The young man, watching him with eyes of hatred, saw guilt in that obstinate and mulish dumbness.

'You dare not deny it, trained liar though you be!' he said, with passionate scorn. 'Oh, wretched cur, who ventures to call yourself a servitor of heaven, you would let her drag all her years out in misery to save your own miserable, puling, sexless, worthless life! Well! hear me and understand. No one can say that I do not keep my word, and here, by the cross which hangs above us, I take my oath that if you do not tell all you know to-morrow, should she be condemned, I will denounce you to the law, and if the law fail to do justice, I will kill you as Tasso Tassilo was killed. May I die childless, penniless, and accursed if my hand fail!'

Then, with no other word, he strode from the church, the golden afternoon sunshine streaming through the stained windows above and falling on his fair hair, his flushed face, his flaming eyes, till his common humanity seemed all transfigured. He looked like the avenging angel of Tintoretto's Paradise.

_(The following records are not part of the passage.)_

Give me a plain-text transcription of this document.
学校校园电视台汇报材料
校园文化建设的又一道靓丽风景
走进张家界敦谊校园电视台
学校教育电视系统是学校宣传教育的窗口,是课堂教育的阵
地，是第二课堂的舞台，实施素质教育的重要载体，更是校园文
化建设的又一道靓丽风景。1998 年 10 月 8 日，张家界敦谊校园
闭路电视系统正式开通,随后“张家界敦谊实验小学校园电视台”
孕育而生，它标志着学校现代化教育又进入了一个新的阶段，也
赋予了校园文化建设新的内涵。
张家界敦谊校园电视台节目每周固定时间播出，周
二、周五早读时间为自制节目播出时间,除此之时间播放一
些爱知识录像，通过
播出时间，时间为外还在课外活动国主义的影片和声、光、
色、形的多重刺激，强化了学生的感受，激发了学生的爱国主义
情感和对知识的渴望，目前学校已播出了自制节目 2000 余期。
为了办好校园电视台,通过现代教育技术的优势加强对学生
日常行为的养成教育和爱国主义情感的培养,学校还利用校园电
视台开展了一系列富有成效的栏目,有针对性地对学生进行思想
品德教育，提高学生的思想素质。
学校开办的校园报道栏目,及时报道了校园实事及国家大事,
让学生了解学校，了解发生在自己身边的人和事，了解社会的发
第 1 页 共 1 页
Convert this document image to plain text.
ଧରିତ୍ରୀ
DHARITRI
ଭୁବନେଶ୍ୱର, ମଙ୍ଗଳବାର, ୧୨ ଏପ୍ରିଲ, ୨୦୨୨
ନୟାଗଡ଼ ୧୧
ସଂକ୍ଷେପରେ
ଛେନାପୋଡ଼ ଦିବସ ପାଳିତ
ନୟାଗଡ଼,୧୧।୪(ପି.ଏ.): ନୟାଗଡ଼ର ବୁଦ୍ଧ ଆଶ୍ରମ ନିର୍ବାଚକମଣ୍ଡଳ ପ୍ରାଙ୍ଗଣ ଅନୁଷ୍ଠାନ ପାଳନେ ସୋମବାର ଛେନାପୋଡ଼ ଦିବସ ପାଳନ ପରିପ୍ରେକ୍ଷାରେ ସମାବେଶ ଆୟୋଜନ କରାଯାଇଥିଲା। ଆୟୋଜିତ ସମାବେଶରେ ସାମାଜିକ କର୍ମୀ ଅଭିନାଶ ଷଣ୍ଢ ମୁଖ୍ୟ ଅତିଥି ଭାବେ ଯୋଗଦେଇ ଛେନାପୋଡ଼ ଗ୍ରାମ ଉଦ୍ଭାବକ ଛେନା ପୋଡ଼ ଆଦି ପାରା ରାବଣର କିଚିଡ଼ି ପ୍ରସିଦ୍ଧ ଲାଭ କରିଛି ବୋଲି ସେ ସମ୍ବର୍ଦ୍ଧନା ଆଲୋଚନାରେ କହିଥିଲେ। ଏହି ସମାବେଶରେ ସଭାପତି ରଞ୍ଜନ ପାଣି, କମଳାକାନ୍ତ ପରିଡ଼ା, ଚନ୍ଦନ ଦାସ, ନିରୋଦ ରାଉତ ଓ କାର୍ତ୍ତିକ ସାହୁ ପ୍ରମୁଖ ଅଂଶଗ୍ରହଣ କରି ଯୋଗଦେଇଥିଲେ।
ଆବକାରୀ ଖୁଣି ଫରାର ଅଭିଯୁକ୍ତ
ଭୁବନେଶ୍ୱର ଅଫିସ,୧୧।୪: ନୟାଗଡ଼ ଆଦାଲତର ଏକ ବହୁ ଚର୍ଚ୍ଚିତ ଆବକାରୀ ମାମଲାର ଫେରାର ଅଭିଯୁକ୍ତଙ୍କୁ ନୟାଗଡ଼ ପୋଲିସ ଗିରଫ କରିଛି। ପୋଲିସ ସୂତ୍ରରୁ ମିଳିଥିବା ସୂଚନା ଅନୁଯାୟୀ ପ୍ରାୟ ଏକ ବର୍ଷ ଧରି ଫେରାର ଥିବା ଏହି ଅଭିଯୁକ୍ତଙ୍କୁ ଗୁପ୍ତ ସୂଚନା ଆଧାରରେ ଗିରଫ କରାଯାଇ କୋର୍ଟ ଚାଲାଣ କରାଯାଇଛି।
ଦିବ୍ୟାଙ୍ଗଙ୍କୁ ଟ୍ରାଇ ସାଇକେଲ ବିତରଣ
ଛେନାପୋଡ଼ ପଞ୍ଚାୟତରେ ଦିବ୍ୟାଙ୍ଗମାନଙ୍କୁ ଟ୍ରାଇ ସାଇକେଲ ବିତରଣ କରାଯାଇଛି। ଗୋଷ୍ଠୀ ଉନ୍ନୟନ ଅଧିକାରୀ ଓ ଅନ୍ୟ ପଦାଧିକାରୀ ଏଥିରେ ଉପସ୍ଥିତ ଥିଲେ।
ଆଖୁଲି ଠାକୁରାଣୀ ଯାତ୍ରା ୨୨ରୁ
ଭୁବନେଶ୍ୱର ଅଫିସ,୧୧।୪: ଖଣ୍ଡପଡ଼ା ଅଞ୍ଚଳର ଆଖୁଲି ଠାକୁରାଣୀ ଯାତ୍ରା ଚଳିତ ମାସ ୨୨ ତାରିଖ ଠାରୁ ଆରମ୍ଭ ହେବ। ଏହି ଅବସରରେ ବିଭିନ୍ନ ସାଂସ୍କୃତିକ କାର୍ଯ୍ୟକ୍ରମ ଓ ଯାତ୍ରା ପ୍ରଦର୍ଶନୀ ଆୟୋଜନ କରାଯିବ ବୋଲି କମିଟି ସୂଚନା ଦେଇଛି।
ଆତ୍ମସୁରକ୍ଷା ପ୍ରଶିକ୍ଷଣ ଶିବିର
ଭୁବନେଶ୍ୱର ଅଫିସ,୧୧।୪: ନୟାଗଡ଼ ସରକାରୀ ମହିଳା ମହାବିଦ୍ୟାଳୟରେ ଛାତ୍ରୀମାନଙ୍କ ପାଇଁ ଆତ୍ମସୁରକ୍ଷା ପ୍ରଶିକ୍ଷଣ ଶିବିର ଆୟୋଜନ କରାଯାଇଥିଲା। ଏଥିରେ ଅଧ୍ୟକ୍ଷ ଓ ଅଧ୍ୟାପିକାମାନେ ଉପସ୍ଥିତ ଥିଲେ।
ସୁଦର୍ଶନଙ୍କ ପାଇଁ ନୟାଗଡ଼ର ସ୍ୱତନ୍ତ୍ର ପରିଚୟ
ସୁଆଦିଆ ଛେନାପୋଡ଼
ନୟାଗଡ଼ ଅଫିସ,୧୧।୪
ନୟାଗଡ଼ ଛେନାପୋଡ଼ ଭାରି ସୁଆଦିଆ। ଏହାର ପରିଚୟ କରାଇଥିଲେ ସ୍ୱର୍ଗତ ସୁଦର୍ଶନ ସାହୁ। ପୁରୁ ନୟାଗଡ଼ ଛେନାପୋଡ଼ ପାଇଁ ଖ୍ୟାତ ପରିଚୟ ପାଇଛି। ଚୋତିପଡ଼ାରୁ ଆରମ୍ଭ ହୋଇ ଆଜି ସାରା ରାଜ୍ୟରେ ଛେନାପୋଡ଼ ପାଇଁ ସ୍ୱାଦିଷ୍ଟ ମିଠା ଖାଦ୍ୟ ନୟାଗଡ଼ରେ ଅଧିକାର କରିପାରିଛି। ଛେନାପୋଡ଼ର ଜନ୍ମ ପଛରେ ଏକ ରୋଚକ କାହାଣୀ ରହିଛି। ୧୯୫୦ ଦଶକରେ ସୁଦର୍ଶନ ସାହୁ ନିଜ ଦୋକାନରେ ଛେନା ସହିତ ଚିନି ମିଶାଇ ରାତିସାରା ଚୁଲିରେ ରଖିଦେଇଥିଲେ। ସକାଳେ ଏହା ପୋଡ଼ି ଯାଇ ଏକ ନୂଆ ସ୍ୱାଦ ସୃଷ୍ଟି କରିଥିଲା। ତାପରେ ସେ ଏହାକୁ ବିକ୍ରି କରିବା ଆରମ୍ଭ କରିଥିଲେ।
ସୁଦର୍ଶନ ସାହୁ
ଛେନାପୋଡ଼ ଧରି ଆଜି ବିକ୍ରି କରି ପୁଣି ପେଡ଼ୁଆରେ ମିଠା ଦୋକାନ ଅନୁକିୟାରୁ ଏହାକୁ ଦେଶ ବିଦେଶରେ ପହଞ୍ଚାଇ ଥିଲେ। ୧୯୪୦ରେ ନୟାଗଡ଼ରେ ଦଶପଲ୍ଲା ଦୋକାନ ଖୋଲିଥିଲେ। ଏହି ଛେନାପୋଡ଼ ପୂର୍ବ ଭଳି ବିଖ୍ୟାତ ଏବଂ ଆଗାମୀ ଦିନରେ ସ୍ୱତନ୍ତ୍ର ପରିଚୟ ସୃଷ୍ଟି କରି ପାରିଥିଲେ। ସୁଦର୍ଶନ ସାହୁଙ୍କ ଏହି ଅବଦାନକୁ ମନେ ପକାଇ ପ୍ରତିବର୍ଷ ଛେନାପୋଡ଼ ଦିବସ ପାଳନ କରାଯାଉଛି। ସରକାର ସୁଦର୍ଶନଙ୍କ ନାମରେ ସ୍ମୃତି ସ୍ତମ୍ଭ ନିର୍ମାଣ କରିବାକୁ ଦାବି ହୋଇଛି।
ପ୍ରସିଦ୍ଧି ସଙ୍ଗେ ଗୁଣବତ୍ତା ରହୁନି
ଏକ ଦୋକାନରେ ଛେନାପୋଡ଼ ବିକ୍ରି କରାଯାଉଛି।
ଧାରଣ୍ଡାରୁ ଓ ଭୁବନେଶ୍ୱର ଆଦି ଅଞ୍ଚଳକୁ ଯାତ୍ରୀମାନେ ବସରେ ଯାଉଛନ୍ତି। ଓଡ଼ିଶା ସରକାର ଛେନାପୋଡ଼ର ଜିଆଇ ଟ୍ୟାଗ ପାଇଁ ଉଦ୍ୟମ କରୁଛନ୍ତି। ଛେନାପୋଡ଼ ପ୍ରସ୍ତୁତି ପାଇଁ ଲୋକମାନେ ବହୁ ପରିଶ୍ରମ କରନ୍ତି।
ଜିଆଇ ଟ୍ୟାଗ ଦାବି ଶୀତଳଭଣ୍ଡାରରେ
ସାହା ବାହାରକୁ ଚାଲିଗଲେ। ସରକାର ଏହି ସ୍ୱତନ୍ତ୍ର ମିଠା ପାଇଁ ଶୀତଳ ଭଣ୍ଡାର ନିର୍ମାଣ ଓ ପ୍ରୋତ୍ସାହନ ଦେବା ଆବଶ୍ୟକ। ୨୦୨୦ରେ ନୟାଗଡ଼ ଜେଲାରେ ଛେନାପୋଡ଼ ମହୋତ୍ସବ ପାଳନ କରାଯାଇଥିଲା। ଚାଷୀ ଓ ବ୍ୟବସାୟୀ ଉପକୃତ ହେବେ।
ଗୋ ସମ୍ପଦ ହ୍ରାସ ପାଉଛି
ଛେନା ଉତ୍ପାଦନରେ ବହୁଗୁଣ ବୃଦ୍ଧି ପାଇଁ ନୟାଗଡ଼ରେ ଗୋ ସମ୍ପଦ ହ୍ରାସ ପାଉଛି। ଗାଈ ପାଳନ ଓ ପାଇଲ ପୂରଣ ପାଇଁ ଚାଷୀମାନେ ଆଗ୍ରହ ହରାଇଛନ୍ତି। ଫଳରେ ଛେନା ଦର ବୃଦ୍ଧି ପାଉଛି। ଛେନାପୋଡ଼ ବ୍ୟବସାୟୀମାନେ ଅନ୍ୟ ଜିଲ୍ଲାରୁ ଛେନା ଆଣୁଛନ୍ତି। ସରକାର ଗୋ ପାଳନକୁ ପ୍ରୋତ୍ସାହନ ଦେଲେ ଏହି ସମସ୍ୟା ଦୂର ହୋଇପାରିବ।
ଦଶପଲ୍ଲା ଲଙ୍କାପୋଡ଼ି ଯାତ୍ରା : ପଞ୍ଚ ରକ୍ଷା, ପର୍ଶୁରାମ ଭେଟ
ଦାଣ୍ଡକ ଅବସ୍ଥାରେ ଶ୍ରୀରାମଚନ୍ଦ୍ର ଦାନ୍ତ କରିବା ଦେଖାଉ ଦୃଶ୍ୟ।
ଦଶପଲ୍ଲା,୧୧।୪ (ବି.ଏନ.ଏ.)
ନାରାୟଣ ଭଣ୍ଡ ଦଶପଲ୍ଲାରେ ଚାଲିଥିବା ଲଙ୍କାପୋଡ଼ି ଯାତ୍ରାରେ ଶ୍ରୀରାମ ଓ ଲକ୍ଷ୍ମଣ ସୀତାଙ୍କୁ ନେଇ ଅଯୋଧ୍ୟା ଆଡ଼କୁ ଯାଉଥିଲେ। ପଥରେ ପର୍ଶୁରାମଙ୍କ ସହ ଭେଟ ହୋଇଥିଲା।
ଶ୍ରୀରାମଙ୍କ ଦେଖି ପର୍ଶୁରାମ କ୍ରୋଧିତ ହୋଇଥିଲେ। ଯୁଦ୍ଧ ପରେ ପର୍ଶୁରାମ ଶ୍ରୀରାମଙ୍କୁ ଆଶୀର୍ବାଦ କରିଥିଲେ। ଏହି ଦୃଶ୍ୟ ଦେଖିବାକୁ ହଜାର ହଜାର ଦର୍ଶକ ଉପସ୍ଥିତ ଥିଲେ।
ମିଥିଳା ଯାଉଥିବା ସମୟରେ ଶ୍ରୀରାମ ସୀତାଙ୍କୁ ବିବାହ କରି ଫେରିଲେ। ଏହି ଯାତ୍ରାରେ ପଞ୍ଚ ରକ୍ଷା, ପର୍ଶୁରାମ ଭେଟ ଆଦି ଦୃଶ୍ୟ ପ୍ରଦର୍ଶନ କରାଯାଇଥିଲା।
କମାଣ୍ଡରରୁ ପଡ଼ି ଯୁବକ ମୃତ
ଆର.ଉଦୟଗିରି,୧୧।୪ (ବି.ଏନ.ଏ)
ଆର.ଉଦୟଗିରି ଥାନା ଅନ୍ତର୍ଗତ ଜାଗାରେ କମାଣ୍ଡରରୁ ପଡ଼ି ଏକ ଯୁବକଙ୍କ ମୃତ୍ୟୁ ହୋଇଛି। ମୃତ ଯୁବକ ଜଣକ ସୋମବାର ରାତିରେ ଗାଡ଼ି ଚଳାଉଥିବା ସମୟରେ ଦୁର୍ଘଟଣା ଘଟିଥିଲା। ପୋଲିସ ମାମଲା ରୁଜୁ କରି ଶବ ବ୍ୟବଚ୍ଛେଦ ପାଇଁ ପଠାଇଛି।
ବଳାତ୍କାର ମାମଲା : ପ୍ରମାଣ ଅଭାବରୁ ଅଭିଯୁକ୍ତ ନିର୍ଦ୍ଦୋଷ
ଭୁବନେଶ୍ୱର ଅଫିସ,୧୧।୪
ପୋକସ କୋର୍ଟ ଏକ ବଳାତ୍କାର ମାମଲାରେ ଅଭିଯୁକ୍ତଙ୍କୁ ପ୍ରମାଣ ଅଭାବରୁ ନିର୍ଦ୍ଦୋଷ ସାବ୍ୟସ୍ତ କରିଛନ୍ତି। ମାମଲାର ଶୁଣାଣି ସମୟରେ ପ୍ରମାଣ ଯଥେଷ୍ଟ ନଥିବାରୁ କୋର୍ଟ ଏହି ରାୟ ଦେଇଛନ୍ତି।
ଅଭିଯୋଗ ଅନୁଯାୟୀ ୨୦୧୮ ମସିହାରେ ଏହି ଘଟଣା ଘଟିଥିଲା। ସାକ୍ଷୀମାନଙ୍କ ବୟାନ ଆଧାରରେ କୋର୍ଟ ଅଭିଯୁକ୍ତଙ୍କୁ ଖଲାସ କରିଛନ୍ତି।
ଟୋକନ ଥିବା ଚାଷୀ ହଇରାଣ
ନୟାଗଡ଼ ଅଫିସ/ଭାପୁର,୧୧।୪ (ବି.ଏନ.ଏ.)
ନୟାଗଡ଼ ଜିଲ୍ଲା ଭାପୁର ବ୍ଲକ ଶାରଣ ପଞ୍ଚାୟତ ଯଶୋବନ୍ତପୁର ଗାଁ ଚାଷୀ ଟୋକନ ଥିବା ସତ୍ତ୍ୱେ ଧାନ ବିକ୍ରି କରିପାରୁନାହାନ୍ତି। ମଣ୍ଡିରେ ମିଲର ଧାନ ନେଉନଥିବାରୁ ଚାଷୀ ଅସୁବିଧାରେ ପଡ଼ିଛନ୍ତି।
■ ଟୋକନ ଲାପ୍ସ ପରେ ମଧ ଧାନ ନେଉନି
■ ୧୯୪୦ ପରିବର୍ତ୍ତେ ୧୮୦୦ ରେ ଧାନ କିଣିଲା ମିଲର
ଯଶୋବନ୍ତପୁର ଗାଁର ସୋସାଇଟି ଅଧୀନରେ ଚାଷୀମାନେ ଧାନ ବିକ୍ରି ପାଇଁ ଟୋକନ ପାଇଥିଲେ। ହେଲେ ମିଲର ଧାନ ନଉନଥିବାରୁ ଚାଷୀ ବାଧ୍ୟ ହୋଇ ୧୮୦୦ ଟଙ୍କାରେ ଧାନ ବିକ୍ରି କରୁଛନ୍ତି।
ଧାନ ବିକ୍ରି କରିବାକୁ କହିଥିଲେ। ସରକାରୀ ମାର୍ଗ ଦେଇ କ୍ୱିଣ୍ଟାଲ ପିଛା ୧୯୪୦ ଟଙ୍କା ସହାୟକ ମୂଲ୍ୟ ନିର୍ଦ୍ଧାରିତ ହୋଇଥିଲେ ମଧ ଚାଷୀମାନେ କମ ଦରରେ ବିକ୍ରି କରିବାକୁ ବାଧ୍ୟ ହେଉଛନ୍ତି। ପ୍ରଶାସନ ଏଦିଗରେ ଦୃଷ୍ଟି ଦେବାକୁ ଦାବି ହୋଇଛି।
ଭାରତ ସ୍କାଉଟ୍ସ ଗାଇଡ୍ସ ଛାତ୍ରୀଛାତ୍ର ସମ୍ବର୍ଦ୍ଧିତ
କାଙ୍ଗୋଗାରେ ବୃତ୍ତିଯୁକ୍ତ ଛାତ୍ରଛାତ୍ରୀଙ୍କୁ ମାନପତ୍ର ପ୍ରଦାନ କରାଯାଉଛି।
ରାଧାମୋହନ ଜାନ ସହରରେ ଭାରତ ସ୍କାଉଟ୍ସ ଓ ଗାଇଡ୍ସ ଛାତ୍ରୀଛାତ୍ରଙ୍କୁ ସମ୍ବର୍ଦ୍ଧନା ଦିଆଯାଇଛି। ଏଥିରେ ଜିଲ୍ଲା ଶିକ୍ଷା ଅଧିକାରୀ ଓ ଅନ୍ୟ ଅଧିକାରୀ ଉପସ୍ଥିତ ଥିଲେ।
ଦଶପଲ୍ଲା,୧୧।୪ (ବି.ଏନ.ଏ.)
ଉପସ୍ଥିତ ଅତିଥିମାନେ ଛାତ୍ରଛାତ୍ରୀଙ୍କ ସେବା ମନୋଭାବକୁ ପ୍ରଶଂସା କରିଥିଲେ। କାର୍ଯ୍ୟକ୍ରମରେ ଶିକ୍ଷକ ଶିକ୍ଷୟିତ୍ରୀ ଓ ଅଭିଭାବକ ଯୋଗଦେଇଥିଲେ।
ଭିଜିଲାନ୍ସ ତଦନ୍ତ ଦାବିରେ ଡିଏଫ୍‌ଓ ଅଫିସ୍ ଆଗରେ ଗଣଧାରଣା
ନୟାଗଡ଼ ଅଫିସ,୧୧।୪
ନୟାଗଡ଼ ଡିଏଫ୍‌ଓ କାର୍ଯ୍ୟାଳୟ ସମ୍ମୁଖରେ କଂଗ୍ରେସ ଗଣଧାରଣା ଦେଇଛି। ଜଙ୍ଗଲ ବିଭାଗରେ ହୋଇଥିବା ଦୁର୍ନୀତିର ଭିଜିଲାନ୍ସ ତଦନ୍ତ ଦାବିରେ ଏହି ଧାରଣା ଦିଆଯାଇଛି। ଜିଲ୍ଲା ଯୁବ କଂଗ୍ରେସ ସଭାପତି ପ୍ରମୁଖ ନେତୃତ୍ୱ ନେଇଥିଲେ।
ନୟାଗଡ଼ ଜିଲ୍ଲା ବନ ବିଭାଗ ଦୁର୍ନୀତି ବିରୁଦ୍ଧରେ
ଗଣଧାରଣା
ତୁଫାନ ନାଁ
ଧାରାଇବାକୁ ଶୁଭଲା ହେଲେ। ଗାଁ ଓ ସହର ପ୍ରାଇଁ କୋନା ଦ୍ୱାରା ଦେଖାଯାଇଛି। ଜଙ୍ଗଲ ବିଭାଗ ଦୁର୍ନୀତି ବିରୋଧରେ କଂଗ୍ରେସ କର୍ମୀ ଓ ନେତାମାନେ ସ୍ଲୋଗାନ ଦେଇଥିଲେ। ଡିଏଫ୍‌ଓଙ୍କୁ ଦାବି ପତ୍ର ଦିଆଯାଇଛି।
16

Don Gesualdo stood immovable in the deserted church; his arms crossed on his breast, his head bent. A great resolve, a mighty inspiration, had descended on him with the furious words of his foe. Light had come to him as from heaven itself. He could not give up the secret which had been confided to him in the confessional, but he could give up himself. His brain was filled with legends of sacrifice and martyrdom. Why might he not become one of that holy band of martyrs?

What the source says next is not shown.